Make Estate Planning Part of Your 2019 New Year’s Resolution

January 15, 2019

When most people think about New Year’s resolutions, updating their estate planning documents doesn’t come to mind. For 2019, make it part of yours. If you’ve had your estate planning documents for more than 5 years, it’s definitely time to revisit. Here are some reasons why:

Digital Assets

Most people use their digital assets every day without thinking about what happens to their accounts when they pass. Who can access your online banking, social media platforms, text documents, emails, business/personal websites, stored photos in the cloud and more? The Revised Uniform Fiduciary Access to Digital Assets (RUFADAA) is a law developed to provide fiduciaries the authority to manage the digital assets of the deceased or incapacitated. Although this new law is enacted by most states, you should still have explicit language in your will or power of attorney directing how much access you want to grant your agent. Conversely, if you want complete privacy, you will want provisions that prohibit your representative from accessing your data. Your estate planning attorney can share the best approach in your state to manage your digital assets as you desire.

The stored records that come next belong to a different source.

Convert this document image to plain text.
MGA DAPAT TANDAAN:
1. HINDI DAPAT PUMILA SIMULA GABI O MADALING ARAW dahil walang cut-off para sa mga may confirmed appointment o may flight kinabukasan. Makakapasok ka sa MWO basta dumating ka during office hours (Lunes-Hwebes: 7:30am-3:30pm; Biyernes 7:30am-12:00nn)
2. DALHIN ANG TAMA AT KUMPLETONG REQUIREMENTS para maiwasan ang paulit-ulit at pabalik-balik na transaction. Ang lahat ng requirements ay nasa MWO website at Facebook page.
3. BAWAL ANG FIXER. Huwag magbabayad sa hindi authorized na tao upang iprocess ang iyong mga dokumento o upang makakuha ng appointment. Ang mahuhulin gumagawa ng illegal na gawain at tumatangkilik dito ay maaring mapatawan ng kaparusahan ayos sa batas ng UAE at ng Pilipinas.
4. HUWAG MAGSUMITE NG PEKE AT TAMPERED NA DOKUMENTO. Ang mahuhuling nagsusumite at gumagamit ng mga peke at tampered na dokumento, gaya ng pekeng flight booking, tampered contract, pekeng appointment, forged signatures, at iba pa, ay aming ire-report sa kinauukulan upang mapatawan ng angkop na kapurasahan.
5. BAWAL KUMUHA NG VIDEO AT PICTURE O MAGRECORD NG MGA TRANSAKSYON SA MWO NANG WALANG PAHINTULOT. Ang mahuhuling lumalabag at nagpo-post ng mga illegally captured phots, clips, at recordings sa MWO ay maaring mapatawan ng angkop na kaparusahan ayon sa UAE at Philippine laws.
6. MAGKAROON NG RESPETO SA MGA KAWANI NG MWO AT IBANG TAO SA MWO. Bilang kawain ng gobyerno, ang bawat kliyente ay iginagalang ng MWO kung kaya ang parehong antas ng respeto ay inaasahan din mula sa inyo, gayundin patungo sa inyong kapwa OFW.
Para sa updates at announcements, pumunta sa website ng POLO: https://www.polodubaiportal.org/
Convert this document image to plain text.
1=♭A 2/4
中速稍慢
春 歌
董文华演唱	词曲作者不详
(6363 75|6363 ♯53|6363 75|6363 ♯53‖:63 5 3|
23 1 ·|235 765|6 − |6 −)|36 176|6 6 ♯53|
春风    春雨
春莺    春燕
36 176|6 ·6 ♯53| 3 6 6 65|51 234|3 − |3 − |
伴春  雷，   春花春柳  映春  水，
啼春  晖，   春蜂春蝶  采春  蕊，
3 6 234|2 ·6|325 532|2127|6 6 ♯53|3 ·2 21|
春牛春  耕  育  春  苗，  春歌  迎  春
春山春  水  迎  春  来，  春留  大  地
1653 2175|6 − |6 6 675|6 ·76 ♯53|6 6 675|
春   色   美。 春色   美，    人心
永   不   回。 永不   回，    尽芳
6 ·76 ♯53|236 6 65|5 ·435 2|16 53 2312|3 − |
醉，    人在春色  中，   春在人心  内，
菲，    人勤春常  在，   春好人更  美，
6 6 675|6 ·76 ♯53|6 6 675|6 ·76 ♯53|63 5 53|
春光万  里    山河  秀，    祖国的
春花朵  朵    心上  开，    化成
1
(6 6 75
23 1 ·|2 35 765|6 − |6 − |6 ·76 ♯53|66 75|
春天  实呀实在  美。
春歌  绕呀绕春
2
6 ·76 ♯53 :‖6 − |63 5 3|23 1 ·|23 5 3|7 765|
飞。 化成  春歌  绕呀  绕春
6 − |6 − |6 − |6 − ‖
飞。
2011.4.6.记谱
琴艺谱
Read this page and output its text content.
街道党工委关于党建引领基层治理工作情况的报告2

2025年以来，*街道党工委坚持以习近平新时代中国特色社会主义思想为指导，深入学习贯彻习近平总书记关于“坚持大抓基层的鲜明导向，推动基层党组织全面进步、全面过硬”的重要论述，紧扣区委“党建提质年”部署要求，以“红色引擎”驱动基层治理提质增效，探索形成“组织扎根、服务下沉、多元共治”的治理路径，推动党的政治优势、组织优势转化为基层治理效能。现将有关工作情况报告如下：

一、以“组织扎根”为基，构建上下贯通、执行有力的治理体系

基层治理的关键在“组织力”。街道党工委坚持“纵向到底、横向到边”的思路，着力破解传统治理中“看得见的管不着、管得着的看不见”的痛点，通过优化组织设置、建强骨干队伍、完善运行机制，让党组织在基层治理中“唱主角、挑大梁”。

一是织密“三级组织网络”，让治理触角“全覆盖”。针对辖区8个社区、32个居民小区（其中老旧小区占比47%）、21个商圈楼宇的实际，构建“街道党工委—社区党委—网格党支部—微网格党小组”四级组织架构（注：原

Different People in your life

The people in your life change as your life evolves. Since you last revised your documents, you may have added new members to your family with more children, marriages or grandchildren. Perhaps you or a family member is newly remarried or divorced. You definitely want to revise your estate document to assure your named beneficiaries are up-to-date so your assets pass as you intend.

Review and Rethink Your Executor, Guardian, Trustee, and Beneficiaries

Also review the people you have appointed as guardian, executors, and trustees in your estate plans to be sure they are still your preferred choices. Relationships and peoples’ personal circumstances change. For example, many people name their parents as guardians to their minor children. As the years go by, aging parents with health challenges may no longer be up to the task of handling the demands of raising children. Perhaps an appointee moved overseas, or your relationship with a potential executor has changed. Some updated consideration and reflection will go a long way to ensure your estate is handled smoothly by trusted people in your life.

Change in Your Assets

A significant change in your assets always warrants an update to your estate plan. Perhaps you sold your business, or you had a meaningful inheritance. You should work with your advisor and attorney to consider how these new assets are going to impact your estate. There are a variety of estate planning strategies you will want to begin to consider that can protect your privacy and safeguard your new wealth effectively and efficiently.

Reviewing your estate documents regularly or after a major life event ensures that your legacy passes on in accordance with your wishes.